Arrêtez la stigmatisation

Bien que la plupart des cas enregistrés jusqu’à présent concernent des hommes ayant des rapports sexuels avec des hommes, Alcendor a déclaré que nous devons éviter de stigmatiser la communauté queer, car n’importe qui peut contracter le mpox s’il est exposé.

Mpox n’est pas considérée comme une infection sexuellement transmissible (IST). Mais il peut se propager par contact intime lors de rapports sexuels, par des baisers et des étreintes, ou par le contact de tissus et de surfaces contaminés par le virus.
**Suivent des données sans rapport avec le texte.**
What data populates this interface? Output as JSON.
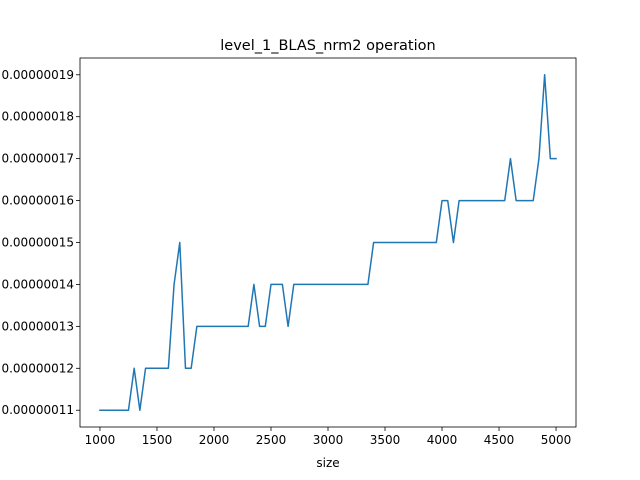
{
  "chart_data": {
    "type": "line",
    "title": "level_1_BLAS_nrm2 operation",
    "xlabel": "size",
    "ylabel": "",
    "xlim": [
      825,
      5175
    ],
    "ylim": [
      1.06e-07,
      1.94e-07
    ],
    "x_ticks": [
      1000,
      1500,
      2000,
      2500,
      3000,
      3500,
      4000,
      4500,
      5000
    ],
    "x_tick_labels": [
      "1000",
      "1500",
      "2000",
      "2500",
      "3000",
      "3500",
      "4000",
      "4500",
      "5000"
    ],
    "y_ticks": [
      1.1e-07,
      1.2e-07,
      1.3e-07,
      1.4e-07,
      1.5e-07,
      1.6e-07,
      1.7e-07,
      1.8e-07,
      1.9e-07
    ],
    "y_tick_labels": [
      "0.00000011",
      "0.00000012",
      "0.00000013",
      "0.00000014",
      "0.00000015",
      "0.00000016",
      "0.00000017",
      "0.00000018",
      "0.00000019"
    ],
    "grid": false,
    "legend": "none",
    "series": [
      {
        "color": "#1f77b4",
        "x": [
          1000,
          1050,
          1100,
          1150,
          1200,
          1250,
          1300,
          1350,
          1400,
          1450,
          1500,
          1550,
          1600,
          1650,
          1700,
          1750,
          1800,
          1850,
          1900,
          1950,
          2000,
          2050,
          2100,
          2150,
          2200,
          2250,
          2300,
          2350,
          2400,
          2450,
          2500,
          2550,
          2600,
          2650,
          2700,
          2750,
          2800,
          2850,
          2900,
          2950,
          3000,
          3050,
          3100,
          3150,
          3200,
          3250,
          3300,
          3350,
          3400,
          3450,
          3500,
          3550,
          3600,
          3650,
          3700,
          3750,
          3800,
          3850,
          3900,
          3950,
          4000,
          4050,
          4100,
          4150,
          4200,
          4250,
          4300,
          4350,
          4400,
          4450,
          4500,
          4550,
          4600,
          4650,
          4700,
          4750,
          4800,
          4850,
          4900,
          4950,
          5000
        ],
        "y": [
          1.1e-07,
          1.1e-07,
          1.1e-07,
          1.1e-07,
          1.1e-07,
          1.1e-07,
          1.2e-07,
          1.1e-07,
          1.2e-07,
          1.2e-07,
          1.2e-07,
          1.2e-07,
          1.2e-07,
          1.4e-07,
          1.5e-07,
          1.2e-07,
          1.2e-07,
          1.3e-07,
          1.3e-07,
          1.3e-07,
          1.3e-07,
          1.3e-07,
          1.3e-07,
          1.3e-07,
          1.3e-07,
          1.3e-07,
          1.3e-07,
          1.4e-07,
          1.3e-07,
          1.3e-07,
          1.4e-07,
          1.4e-07,
          1.4e-07,
          1.3e-07,
          1.4e-07,
          1.4e-07,
          1.4e-07,
          1.4e-07,
          1.4e-07,
          1.4e-07,
          1.4e-07,
          1.4e-07,
          1.4e-07,
          1.4e-07,
          1.4e-07,
          1.4e-07,
          1.4e-07,
          1.4e-07,
          1.5e-07,
          1.5e-07,
          1.5e-07,
          1.5e-07,
          1.5e-07,
          1.5e-07,
          1.5e-07,
          1.5e-07,
          1.5e-07,
          1.5e-07,
          1.5e-07,
          1.5e-07,
          1.6e-07,
          1.6e-07,
          1.5e-07,
          1.6e-07,
          1.6e-07,
          1.6e-07,
          1.6e-07,
          1.6e-07,
          1.6e-07,
          1.6e-07,
          1.6e-07,
          1.6e-07,
          1.7e-07,
          1.6e-07,
          1.6e-07,
          1.6e-07,
          1.6e-07,
          1.7e-07,
          1.9e-07,
          1.7e-07,
          1.7e-07
        ]
      }
    ]
  }
}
“Quiconque a des partenaires multiples ou anonymes court un risque de contracter la variole du singe”, a déclaré Zweig. “Si vous présentez un risque de contracter cette infection, vous devez contacter votre service de santé local pour recevoir un vaccin contre la variole du singe.”

Ce que cela signifie pour vous
Bien que deux décès liés au mpox aient été signalés aux États-Unis, il n’y a pas lieu de paniquer. Le risque de mourir du virus reste extrêmement faible, mais il est toujours important de se faire vacciner si vous faites partie d’un groupe à haut risque.